Prior to founding the Prometheus Institute, Travis was a partner at Steel Partners II, L.P., a hedge fund based in New York City focused on the acquisition, growth, and sale of small publicly traded and privately owned businesses. In this capacity, Travis served as both a board member and active management participant in these types of businesses in industries ranging from industrial filters to fertilizer distributors to financial service providers. Travis has worked for the Federal Reserve Bank, has lectured at top Universities including Columbia University, Duke University, New York University, and Harvard University on finance, entrepreneurship, and alternative energy economics.
For a decade before joining the Hauser Center, Ms. Dearing consulted to senior managers in nonprofits and corporations. In 1997, she started her own consultancy, working with nonprofits and specializing in strategy development and implementation, executive decision making and coaching, and large and small group facilitation. Her clients represented organizations local and international, academic and non-profit, and with budgets ranging from one to several hundred million dollars. Prior to launching her business, Ms. Dearing worked with a management consulting firm specializing in knowledge management, process development and Balanced Scorecard services to Fortune 500 companies. While there, she wrote one of the early knowledge management methodologies. She came to consulting after working for Women’s Self-Employment Project, a nonprofit micro-lending organization in Chicago, Illinois.
Ms. Dearing has a Masters in Public Policy from Harvard’s John F. Kennedy School of Government, with concentrations in International Security Policy and Negotiation and Conflict Resolution. She had a merit-based scholarship as a Kennedy School Fellow. She has a BA in English with High Distinction from the University of Michigan. In addition to her work, Ms. Dearing remains active in her community, including serving on the Boards of Directors of the Harvard Cooperative Society, The Prometheus Institute, and the Financial Stewardship Initiative. She has published and provided commentary for media outlets such as WBUR/NPR radio, The Boston Globe, MSNBC, BBC Radio and the Battle Creek Enquirer, and has a semi-regular column with The Philanthropy News Digest. She also serves on the editorial board of the scholarly journal, The Nonprofit and Voluntary Sector Quarterly. She lives in Bedford, Massachusetts with her husband, one daughter and one son.

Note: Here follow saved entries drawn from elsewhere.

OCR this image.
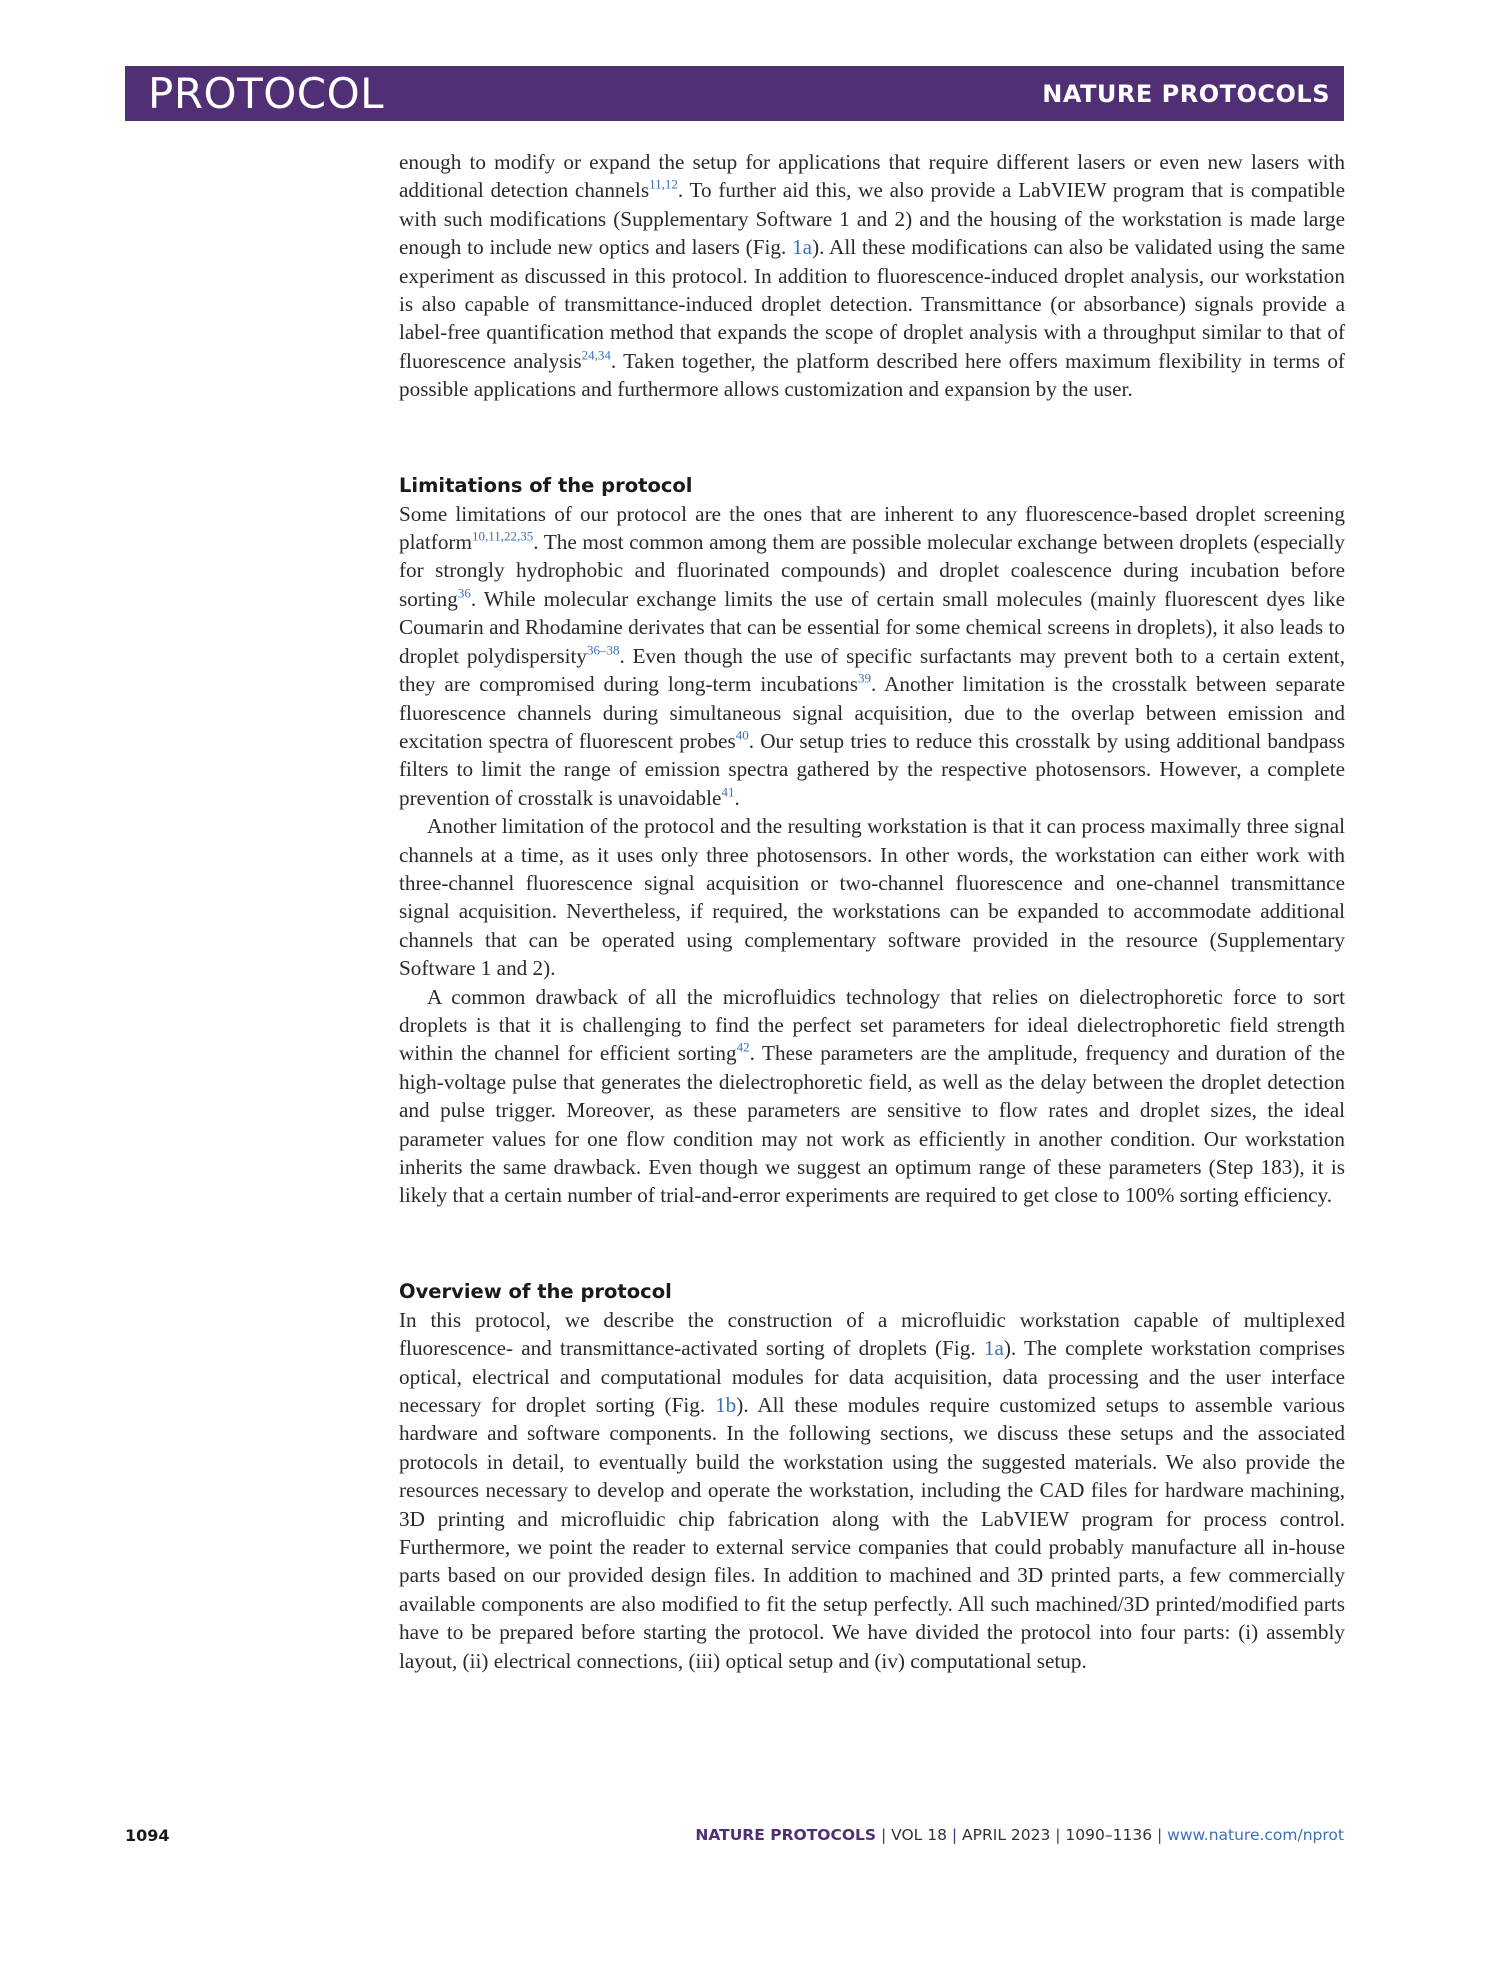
PROTOCOL	NATURE PROTOCOLS

enough to modify or expand the setup for applications that require different lasers or even new lasers with additional detection channels$^{11,12}$. To further aid this, we also provide a LabVIEW program that is compatible with such modifications (Supplementary Software 1 and 2) and the housing of the workstation is made large enough to include new optics and lasers (Fig. 1a). All these modifications can also be validated using the same experiment as discussed in this protocol. In addition to fluorescence-induced droplet analysis, our workstation is also capable of transmittance-induced droplet detection. Transmittance (or absorbance) signals provide a label-free quantification method that expands the scope of droplet analysis with a throughput similar to that of fluorescence analysis$^{24,34}$. Taken together, the platform described here offers maximum flexibility in terms of possible applications and furthermore allows customization and expansion by the user.

Limitations of the protocol

Some limitations of our protocol are the ones that are inherent to any fluorescence-based droplet screening platform$^{10,11,22,35}$. The most common among them are possible molecular exchange between droplets (especially for strongly hydrophobic and fluorinated compounds) and droplet coalescence during incubation before sorting$^{36}$. While molecular exchange limits the use of certain small molecules (mainly fluorescent dyes like Coumarin and Rhodamine derivates that can be essential for some chemical screens in droplets), it also leads to droplet polydispersity$^{36-38}$. Even though the use of specific surfactants may prevent both to a certain extent, they are compromised during long-term incubations$^{39}$. Another limitation is the crosstalk between separate fluorescence channels during simultaneous signal acquisition, due to the overlap between emission and excitation spectra of fluorescent probes$^{40}$. Our setup tries to reduce this crosstalk by using additional bandpass filters to limit the range of emission spectra gathered by the respective photosensors. However, a complete prevention of crosstalk is unavoidable$^{41}$.

Another limitation of the protocol and the resulting workstation is that it can process maximally three signal channels at a time, as it uses only three photosensors. In other words, the workstation can either work with three-channel fluorescence signal acquisition or two-channel fluorescence and one-channel transmittance signal acquisition. Nevertheless, if required, the workstations can be expanded to accommodate additional channels that can be operated using complementary software provided in the resource (Supplementary Software 1 and 2).

A common drawback of all the microfluidics technology that relies on dielectrophoretic force to sort droplets is that it is challenging to find the perfect set parameters for ideal dielectrophoretic field strength within the channel for efficient sorting$^{42}$. These parameters are the amplitude, frequency and duration of the high-voltage pulse that generates the dielectrophoretic field, as well as the delay between the droplet detection and pulse trigger. Moreover, as these parameters are sensitive to flow rates and droplet sizes, the ideal parameter values for one flow condition may not work as efficiently in another condition. Our workstation inherits the same drawback. Even though we suggest an optimum range of these parameters (Step 183), it is likely that a certain number of trial-and-error experiments are required to get close to 100% sorting efficiency.

Overview of the protocol

In this protocol, we describe the construction of a microfluidic workstation capable of multiplexed fluorescence- and transmittance-activated sorting of droplets (Fig. 1a). The complete workstation comprises optical, electrical and computational modules for data acquisition, data processing and the user interface necessary for droplet sorting (Fig. 1b). All these modules require customized setups to assemble various hardware and software components. In the following sections, we discuss these setups and the associated protocols in detail, to eventually build the workstation using the suggested materials. We also provide the resources necessary to develop and operate the workstation, including the CAD files for hardware machining, 3D printing and microfluidic chip fabrication along with the LabVIEW program for process control. Furthermore, we point the reader to external service companies that could probably manufacture all in-house parts based on our provided design files. In addition to machined and 3D printed parts, a few commercially available components are also modified to fit the setup perfectly. All such machined/3D printed/modified parts have to be prepared before starting the protocol. We have divided the protocol into four parts: (i) assembly layout, (ii) electrical connections, (iii) optical setup and (iv) computational setup.

1094	NATURE PROTOCOLS | VOL 18 | APRIL 2023 | 1090–1136 | www.nature.com/nprot
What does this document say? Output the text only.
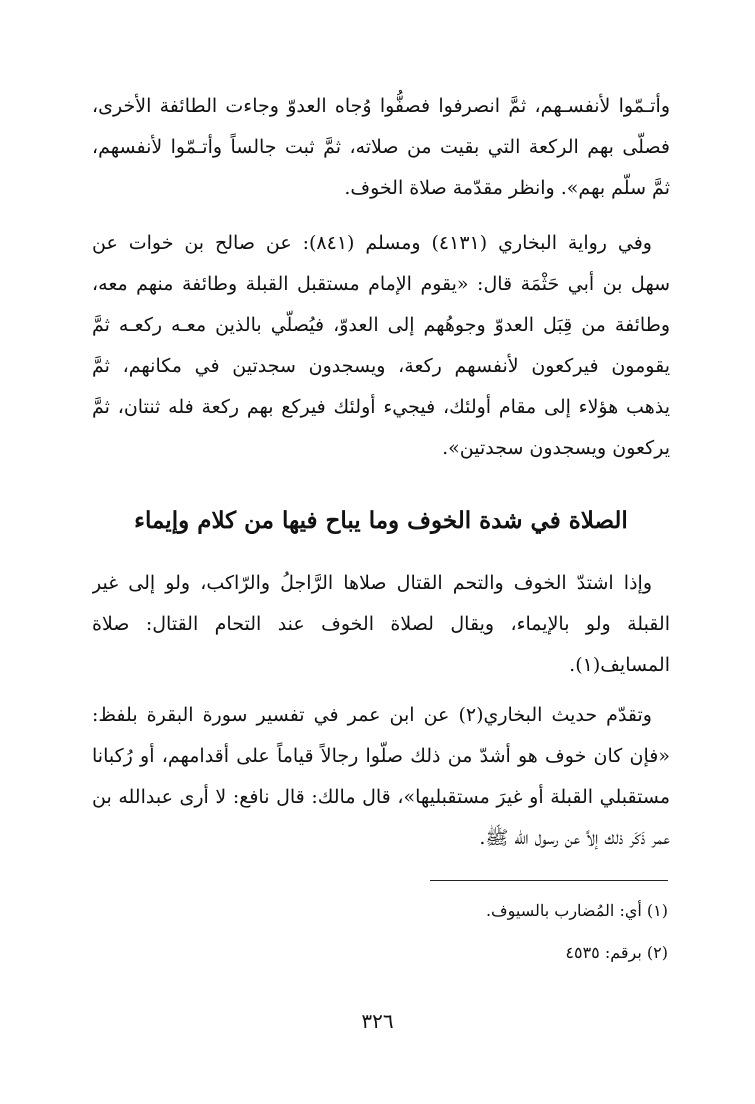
وأتـمّوا لأنفسـهم، ثمَّ انصرفوا فصفُّوا وُجاه العدوّ وجاءت الطائفة الأخرى،
فصلّى بهم الركعة التي بقيت من صلاته، ثمَّ ثبت جالساً وأتـمّوا لأنفسهم،
ثمَّ سلّم بهم». وانظر مقدّمة صلاة الخوف.
وفي رواية البخاري (٤١٣١) ومسلم (٨٤١): عن صالح بن خوات عن
سهل بن أبي حَثْمَة قال: «يقوم الإمام مستقبل القبلة وطائفة منهم معه،
وطائفة من قِبَل العدوّ وجوهُهم إلى العدوّ، فيُصلّي بالذين معـه ركعـه ثمَّ
يقومون فيركعون لأنفسهم ركعة، ويسجدون سجدتين في مكانهم، ثمَّ
يذهب هؤلاء إلى مقام أولئك، فيجيء أولئك فيركع بهم ركعة فله ثنتان، ثمَّ
يركعون ويسجدون سجدتين».
الصلاة في شدة الخوف وما يباح فيها من كلام وإيماء
وإذا اشتدّ الخوف والتحم القتال صلاها الرَّاجلُ والرّاكب، ولو إلى غير
القبلة ولو بالإيماء، ويقال لصلاة الخوف عند التحام القتال: صلاة
المسايف(١).
وتقدّم حديث البخاري(٢) عن ابن عمر في تفسير سورة البقرة بلفظ:
«فإن كان خوف هو أشدّ من ذلك صلّوا رجالاً قياماً على أقدامهم، أو رُكبانا
مستقبلي القبلة أو غيرَ مستقبليها»، قال مالك: قال نافع: لا أرى عبدالله بن
عمر ذَكَر ذلك إلاَّ عن رسول الله ﷺ.
(١) أي: المُضارب بالسيوف.
(٢) برقم: ٤٥٣٥
٣٢٦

Prior to joining BEF, Tom was Executive Vice President for Sales and Marketing and a member of the Board of Directors of RWE Schott Solar Inc., one of the world's top ten largest manufacturers of solar photovoltaic cells and modules. Tom also spent seven years as co-founder and principal of Kelso Starrs & Associates LLC, an energy consulting firm focusing on the design and implementation of policies and programs to support renewable energy development, with an emphasis on solar and wind energy. Before establishing his own consulting business, Tom was an attorney with the environment and natural resources section of Seattle-based Perkins Coie, the largest law firm in the Pacific Northwest.
In addition to serving on the board of the Prometheus Institute, Tom serves on the board of directors of the American Solar Energy Society and the Center for Energy Efficiency and Renewable Technologies; the advisory board of Vote Solar; and the board of directors of the for-profit web-based monitoring and display company, Fat Spaniel Technologies.
Tom holds a Ph.D. from U.C. Berkeley's Energy and Resources Group, and a law degree from U.C. Berkeley's Boalt Hall School of Law.
Before taking this position, Mr. Shah was the manager for the U.S. Marketing Group at BP Solar. He was focused on helping identify ways for BP Solar to structure its channels and delivery mechanisms to increase its market share of the growing U.S. solar electricity business. Mr. Shah also served as head of U.S. Commercial Sales at BP Solar, and as an analyst within the Business Development Group. Mr. Shah joined BP Solar in 1999.
Prior to 1999, Mr. Shah worked in several other positions in the renewable energy industry, including at Energetics, a federal government consulting group where Mr. Shah was focused on fuel cells and alternative fuels for vehicles; and at Atlantic Orient Corporation, a wind power company in Vermont, where he completed one of the most successful projects in the wind energy at Kotzebue, Alaska. He started at AstroPower (which has since been purchased by GE Solar) as an engineer on the chemical processing line.
Mr. Shah received a bachelor of science degree from the University of Illinois at Urbana Champaign and a master of business administration in 2000 from the Robert H. Smith School of Business at the University of Maryland at College Park.